Stay Strong.    Stay Fit.

 There’s plenty of evidence that lack of sleep puts you at higher risk of gaining weight. A new Swedish study in the Journal of Clinicla Endocrinology and Metabolism (press release here, abstract here) offers some new insights with fMRI brain scans:
We already know that obese people tend to find food more rewarding, as indicated by brain scans of activity in the anterior cingulate cortex:
Higher activation of this brain region has been found in obese compared with normal-weight subjects when anticipating food, suggesting that the rewarding quality of food is enhanced in obesity.
The study took a dozen volunteers and kept them up all night, then looked at their brain’s response to images of food. Compared to after a normal night of sleep, they observed the same changes that you see in obesity: stronger activation of the ACC, indicating higher dopamine signalling. You want more food than normal, because food makes you feel better than it normally would. As the graph on the right shows, those with the biggest changes in brain activity also reported the biggest appetite.

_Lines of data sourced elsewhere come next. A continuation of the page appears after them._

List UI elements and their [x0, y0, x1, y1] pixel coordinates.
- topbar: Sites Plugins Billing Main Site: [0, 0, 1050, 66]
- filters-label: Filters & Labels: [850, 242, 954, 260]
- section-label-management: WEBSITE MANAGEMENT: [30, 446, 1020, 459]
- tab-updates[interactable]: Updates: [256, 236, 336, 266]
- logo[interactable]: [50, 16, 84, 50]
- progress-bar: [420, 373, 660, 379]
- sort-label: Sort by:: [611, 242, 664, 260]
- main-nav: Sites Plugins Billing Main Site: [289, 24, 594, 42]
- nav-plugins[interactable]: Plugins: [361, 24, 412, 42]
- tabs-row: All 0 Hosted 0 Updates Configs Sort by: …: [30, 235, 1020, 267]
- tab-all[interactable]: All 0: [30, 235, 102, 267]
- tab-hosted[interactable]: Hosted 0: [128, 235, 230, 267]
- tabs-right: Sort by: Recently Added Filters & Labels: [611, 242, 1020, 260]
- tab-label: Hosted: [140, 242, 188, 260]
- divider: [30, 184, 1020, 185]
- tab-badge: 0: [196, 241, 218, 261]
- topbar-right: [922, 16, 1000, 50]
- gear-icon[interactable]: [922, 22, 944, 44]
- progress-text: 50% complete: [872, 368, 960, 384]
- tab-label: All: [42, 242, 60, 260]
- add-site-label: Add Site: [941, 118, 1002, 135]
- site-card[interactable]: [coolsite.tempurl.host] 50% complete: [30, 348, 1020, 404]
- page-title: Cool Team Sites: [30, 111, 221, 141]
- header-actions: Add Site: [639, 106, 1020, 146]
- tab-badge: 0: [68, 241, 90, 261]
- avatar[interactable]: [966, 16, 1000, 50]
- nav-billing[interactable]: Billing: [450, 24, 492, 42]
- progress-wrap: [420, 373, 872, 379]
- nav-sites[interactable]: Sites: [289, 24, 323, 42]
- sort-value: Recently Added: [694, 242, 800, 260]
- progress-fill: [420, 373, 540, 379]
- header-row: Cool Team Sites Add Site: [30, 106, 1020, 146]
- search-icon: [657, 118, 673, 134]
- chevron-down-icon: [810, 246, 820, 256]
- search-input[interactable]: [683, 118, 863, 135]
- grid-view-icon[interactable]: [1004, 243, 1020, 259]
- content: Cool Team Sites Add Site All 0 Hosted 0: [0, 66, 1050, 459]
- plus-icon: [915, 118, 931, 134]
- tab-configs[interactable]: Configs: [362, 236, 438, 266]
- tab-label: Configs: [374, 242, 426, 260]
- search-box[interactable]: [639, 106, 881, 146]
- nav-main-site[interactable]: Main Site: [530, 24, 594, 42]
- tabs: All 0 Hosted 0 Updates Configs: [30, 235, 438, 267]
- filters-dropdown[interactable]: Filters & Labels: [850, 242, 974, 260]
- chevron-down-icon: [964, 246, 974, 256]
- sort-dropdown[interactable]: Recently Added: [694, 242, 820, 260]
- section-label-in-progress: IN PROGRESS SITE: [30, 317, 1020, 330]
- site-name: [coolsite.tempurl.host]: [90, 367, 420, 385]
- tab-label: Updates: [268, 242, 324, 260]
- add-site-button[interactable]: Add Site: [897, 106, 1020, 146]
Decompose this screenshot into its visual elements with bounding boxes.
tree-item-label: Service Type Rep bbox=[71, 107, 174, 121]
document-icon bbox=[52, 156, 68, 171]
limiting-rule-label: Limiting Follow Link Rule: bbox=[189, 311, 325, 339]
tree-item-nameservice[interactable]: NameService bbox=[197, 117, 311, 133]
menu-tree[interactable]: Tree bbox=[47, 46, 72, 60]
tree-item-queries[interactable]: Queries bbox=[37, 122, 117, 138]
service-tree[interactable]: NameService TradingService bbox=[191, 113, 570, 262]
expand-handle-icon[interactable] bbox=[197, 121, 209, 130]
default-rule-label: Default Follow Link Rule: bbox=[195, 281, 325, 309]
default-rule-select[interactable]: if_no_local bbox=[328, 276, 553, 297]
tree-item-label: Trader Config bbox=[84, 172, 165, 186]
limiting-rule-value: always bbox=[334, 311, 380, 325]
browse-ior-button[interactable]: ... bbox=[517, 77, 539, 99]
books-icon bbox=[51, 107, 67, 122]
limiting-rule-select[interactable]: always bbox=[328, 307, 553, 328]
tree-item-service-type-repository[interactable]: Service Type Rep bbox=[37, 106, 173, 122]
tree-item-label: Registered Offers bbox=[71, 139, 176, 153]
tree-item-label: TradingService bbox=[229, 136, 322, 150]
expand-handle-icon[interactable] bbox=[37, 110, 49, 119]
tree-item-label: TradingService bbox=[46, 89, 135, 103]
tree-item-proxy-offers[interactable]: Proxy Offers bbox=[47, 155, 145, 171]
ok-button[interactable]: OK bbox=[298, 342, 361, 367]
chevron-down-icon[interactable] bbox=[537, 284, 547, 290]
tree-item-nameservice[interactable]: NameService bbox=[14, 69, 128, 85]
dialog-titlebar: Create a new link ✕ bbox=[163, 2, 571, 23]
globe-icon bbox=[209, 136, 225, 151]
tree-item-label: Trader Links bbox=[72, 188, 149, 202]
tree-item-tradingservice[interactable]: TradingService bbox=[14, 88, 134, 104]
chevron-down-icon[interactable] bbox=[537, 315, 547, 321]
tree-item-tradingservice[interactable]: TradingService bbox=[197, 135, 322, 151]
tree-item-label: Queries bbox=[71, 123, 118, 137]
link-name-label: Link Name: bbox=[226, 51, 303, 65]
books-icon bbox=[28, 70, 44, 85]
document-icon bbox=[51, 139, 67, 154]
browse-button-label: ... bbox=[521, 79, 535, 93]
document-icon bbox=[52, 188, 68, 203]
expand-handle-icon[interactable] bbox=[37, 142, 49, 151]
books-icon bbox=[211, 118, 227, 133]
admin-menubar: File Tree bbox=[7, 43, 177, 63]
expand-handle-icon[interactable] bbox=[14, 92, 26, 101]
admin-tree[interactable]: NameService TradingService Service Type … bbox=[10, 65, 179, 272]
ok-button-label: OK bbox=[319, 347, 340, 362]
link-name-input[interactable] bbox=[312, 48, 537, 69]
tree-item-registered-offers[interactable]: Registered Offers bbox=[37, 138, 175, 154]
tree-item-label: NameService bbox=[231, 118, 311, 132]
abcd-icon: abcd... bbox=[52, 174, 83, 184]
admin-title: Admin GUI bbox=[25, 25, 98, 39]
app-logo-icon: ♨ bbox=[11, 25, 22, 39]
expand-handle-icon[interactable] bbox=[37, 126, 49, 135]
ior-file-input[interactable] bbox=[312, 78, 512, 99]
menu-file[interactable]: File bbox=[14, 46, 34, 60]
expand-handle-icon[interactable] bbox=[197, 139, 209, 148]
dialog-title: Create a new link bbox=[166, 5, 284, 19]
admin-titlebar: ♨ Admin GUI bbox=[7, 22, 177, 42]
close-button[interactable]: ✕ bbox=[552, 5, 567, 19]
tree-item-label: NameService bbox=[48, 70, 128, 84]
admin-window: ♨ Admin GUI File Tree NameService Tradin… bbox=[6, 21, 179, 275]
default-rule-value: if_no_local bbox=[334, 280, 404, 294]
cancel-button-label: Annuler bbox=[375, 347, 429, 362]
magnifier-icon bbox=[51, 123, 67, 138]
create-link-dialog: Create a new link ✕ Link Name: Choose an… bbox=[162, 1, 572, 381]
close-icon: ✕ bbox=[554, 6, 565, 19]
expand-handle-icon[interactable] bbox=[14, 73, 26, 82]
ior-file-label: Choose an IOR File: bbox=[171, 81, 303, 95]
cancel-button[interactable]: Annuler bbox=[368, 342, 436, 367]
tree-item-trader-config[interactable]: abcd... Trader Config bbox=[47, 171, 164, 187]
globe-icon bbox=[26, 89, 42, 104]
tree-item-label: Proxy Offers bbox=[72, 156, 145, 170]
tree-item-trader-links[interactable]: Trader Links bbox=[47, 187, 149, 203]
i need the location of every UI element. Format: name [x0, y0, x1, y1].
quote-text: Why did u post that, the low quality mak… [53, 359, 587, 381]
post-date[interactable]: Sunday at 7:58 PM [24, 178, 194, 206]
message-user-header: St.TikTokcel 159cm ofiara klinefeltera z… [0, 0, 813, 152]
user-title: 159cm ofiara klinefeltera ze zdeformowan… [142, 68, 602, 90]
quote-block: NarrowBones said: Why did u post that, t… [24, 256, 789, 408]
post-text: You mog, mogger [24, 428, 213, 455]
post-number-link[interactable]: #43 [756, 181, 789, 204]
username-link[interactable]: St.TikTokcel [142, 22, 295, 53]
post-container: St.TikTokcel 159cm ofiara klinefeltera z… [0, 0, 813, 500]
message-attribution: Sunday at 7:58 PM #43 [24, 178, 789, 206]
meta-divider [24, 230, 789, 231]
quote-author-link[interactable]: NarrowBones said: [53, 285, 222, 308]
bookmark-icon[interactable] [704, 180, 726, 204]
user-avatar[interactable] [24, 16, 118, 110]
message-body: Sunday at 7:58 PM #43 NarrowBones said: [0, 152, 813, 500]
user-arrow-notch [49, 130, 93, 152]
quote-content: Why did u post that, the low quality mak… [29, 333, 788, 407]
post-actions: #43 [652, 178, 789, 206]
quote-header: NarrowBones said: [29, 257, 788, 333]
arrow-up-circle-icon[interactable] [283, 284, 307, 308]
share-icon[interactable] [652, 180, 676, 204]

A study like this, where the subjects stayed up all night, isn’t a great way of figuring out what happens in the much more common situation of, say, getting half an hour less sleep than you need, night after night for weeks or months on end. But other studies looking at appetite hormones like ghrelin and leptin suggest that the effects are similar: too little sleep = greater appetite relative to energy needs.
Of course, this leaves us with a riddle: if you have to get up an hour early to fit your workout in, do the benefits outweigh the downsides? That depends on a  lot of things, but my general sense is that exercise has so many benefits that it’s still worthwhile. The real answer, of course, is to organize your life so that you can sleep enough and get some exercise.